To really master the command line you have to master dozens — if not hundreds — of small utility programs. Each of these does things slightly differently. It can be pretty overwhelming.
Fortunately, it's possible to replace a lot of these single-purpose tools with a general-purpose programming language like Ruby. That way you can use the Ruby knowledge you already have to level up your command-line-fu.
This post will take you through the fundamentals of using Ruby as a command-line swiss army knife. I'm not going to bombard you with clever one-liners. Instead we'll look at how things really work, so that hopefully you'll be able to apply these techniques to solve your own problems.
Using Ruby from the command line
I'm sure you know that you can run Ruby programs from the command line like so:
$ ruby myprogram.rb
But did you know that you can pipe in code to be executed by Ruby?
$ echo "puts 2+2" | ruby
4
Even more useful is the ability to pass in code as a command-line argument. This is what we are going to spend our time on today.
$ ruby -e 'puts 2+2'
4
Hey Newbies
Are the examples above kind of confusing? It may be because you're not familiar with pipes and redirection. Check out this post for a good intro. We're going to be using pipes a lot below.
Working with input
Most command-line tools take in some data, process it, and then spit it back out.
We've got two good options for getting input: command-line arguments and STDIN. Let's take a look at each of them.
Command-line arguments
You can send as many command-line arguments as you like to your script. Just put them after everything else:
$ ruby -e '<your code here>' arg1 arg2 arg3 etc
These arguments are stored inside of the ARGV
array. In the example below I'm dumping the whole array so you can see what's in it.

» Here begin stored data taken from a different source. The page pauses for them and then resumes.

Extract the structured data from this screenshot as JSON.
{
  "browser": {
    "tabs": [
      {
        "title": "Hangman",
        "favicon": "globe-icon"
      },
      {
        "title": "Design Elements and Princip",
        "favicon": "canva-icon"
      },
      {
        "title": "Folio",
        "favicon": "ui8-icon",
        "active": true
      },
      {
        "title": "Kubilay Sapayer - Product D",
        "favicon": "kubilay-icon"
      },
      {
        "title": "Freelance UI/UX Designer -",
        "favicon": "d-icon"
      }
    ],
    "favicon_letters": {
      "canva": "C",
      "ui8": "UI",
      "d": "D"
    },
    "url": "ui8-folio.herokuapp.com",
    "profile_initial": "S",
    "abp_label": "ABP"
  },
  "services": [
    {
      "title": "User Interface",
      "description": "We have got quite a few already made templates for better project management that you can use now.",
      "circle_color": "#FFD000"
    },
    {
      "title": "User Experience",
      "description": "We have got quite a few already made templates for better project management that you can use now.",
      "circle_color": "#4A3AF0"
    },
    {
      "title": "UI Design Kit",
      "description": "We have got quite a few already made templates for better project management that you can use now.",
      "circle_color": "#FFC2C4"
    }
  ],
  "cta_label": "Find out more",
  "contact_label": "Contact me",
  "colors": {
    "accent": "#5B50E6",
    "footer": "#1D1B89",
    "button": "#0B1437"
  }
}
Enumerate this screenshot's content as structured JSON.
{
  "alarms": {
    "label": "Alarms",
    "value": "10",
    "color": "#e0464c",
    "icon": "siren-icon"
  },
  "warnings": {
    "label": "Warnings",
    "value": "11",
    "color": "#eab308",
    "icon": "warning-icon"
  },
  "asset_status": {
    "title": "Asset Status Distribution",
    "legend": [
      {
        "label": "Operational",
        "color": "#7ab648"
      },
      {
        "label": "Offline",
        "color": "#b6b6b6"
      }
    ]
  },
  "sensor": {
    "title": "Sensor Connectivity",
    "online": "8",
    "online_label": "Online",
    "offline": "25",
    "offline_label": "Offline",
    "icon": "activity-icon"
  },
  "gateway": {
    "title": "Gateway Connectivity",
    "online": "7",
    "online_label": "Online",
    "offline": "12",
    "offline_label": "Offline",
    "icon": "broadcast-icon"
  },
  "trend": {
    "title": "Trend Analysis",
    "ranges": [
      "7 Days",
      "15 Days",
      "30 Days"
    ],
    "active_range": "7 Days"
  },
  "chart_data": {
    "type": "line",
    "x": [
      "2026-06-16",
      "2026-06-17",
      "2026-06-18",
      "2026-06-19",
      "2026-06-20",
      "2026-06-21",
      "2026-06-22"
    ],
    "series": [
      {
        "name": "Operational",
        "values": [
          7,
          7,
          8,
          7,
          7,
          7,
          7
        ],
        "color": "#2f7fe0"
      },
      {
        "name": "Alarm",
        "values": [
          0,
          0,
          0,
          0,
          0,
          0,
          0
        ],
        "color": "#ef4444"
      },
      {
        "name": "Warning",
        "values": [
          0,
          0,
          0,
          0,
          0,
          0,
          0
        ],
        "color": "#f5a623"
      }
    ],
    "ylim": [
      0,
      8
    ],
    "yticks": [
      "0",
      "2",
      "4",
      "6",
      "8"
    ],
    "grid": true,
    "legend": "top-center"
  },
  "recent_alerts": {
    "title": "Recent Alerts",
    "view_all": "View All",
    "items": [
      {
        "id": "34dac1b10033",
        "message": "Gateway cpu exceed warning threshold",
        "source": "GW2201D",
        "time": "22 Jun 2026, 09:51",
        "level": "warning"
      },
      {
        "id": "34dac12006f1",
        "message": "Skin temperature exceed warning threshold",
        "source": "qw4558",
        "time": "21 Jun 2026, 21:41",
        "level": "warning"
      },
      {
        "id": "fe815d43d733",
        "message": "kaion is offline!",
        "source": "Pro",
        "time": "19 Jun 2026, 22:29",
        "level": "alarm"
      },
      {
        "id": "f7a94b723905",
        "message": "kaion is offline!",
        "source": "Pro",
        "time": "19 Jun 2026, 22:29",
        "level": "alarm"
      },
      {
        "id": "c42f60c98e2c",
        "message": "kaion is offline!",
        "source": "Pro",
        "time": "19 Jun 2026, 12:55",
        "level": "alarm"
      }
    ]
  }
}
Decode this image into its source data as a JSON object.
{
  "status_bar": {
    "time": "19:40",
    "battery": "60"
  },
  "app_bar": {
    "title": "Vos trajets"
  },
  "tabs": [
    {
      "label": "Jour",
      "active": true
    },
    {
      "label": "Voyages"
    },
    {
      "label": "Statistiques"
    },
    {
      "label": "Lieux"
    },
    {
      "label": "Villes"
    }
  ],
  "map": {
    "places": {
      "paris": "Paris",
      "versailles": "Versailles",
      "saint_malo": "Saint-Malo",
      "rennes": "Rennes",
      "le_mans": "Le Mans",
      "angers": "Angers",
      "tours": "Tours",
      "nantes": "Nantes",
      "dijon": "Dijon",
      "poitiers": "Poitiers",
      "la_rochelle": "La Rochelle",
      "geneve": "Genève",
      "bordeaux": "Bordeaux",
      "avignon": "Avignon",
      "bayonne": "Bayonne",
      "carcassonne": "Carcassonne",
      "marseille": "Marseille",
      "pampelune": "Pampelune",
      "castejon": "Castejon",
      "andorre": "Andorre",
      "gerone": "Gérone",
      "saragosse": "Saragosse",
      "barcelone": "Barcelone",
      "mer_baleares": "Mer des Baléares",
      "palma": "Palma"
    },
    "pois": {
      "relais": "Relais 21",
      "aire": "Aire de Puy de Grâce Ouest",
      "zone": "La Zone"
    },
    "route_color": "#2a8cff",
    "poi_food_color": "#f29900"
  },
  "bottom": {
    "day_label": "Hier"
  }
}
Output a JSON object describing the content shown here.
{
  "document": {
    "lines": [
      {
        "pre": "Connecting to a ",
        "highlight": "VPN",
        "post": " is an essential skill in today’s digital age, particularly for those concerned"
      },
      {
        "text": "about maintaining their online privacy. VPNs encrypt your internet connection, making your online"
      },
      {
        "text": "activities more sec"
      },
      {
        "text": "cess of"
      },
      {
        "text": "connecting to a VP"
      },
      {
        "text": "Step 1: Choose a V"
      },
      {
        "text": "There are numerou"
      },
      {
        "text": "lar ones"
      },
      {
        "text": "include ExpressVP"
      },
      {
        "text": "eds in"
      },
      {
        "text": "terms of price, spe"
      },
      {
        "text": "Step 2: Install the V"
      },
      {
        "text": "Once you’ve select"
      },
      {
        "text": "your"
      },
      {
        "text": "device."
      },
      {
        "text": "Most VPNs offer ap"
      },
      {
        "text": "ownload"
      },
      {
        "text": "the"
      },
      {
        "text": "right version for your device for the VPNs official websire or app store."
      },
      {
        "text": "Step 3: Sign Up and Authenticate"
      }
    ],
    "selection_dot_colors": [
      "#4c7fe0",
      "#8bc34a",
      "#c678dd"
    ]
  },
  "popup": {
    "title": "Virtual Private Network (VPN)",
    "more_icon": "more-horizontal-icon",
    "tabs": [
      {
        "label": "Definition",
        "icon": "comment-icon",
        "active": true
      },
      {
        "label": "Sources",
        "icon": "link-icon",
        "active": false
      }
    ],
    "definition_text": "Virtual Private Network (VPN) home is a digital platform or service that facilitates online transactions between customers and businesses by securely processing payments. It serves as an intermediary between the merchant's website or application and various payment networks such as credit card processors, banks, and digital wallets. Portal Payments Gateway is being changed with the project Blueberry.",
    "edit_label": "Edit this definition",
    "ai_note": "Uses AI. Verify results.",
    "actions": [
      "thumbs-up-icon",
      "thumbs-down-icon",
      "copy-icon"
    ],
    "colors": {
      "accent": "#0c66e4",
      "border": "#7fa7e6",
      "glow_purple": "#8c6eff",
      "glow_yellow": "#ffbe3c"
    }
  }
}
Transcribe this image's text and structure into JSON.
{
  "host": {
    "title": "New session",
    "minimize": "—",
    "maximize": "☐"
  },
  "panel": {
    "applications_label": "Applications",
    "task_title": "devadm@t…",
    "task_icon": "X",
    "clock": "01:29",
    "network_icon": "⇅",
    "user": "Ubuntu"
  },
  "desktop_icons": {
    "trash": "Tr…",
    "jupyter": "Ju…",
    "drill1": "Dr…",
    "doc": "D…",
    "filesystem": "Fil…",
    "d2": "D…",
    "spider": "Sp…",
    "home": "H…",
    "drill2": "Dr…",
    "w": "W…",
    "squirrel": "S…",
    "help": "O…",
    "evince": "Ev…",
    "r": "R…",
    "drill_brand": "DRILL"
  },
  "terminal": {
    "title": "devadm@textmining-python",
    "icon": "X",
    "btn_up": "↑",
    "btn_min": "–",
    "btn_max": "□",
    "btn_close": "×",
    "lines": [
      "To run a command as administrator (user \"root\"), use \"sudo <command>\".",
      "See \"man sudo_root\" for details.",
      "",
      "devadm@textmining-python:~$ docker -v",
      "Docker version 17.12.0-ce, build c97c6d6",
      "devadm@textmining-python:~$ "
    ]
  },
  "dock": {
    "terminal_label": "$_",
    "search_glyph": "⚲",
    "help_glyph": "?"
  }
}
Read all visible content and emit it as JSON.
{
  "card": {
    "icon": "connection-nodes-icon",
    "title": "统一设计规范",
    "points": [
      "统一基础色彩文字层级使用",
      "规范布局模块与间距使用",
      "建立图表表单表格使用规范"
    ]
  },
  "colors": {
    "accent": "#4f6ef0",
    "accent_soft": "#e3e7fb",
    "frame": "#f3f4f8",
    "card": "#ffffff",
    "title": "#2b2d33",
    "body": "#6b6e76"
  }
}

$ ruby -e 'puts ARGV.inspect' apples bananas pears oranges
["apples", "bananas", "pears", "oranges"]
It's worth noting that this is exactly how Ruby always behaves. There is no magic happening just because we're using the command line. Check out this post about ARGV for more details.
Dumb example
Imagine for a second that I am super egotistical. The most important thing to me is to know how many times my name is mentioned on the web. Using the techniques we've seen I can easily write a one liner to calculate this for any webpage.
$ ruby -e "require 'open-uri'; puts open(ARGV.first).read.scan(/starr/i).count" <url here>
STDIN
Command-line arguments are great, but they're only good for short values. You wouldn't want to use them to – say — input the unabridged text of Moby Dick. For that we want to use STDIN.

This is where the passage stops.